When trust among banks evaporated post 2007 – they had realized that, oops, mortgage loans can go sour in the US (where they were exposed through securities), therefore also in Europe (where they were exposed through interbank loans) – the ECB stepped in as an intermediary for short term lending, later joined by various other facilities for longer-term lending.
The result of all this assisted de-leveraging and these bailouts was that the cumulative current account surpluses landed on the balance sheet of the Bundesbank as a TARGET2 credit. It is easier to think of this as a stock phenomenon (the transfer of a foreign loan portfolio from the banking system to the Bundesbank) than as a flow phenomenon.
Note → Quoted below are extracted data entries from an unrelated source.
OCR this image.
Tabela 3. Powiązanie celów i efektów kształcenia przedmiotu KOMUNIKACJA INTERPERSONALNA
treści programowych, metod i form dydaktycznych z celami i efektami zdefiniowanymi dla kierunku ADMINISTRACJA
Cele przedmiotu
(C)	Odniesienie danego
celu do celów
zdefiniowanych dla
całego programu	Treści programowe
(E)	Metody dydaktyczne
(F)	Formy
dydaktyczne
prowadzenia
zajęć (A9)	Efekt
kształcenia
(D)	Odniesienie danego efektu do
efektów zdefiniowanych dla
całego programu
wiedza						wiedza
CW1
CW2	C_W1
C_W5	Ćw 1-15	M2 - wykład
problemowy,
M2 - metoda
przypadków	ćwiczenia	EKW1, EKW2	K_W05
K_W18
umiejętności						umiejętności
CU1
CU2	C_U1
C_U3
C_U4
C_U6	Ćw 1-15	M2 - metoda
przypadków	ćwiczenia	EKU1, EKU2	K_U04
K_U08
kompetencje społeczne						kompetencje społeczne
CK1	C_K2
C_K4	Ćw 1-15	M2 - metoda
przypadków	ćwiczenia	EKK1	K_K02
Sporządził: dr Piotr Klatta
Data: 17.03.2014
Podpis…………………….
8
I believe a similar thing is happening in Switzerland for slightly different reasons in a different setting – but basically it’s a central-bank-assisted deleveraging of the banking sector. Now that the money is parked at the SNB what do we do with it? Leave it in the custody account at the SNB? Make it disappear by maintaining the peg and creating inflation (the German way in the EU system) or let the CHF appreciate and thereby restarting the virtuous circle of competitive pressure on industry and redistribution of the productivity gains to everyone through an appreciating CHF? The latter by the way is the reason that Bali is full of Swiss supermarket checkout personnel as one English writer once remarked with a mixture of envy and admiration.
DorganG
2013-08-23 at 07:11 (UTC 2) Link to this comment
Sorry for the late response due to time constraints during the working week:
I added the details for net bank lending in the text. https://snbchf.com/wp-content/uploads/2013/07/Foreign-Clients-Lending-to-Swiss.jpg
This number shows the gross lending of foreign bank clients to Switzerland. Both gross lending and net lending of foreigners to Switzerland is increasing.
You are right saying that Swiss lending to US and EU has excessively decreased.
Thanks for impressive
“Make it disappear by maintaining the peg and creating inflation (the German way in the EU system) or let the CHF appreciate and thereby restarting the virtuous circle of competitive pressure on industry and redistribution of the productivity gains to everyone through an appreciating CHF?”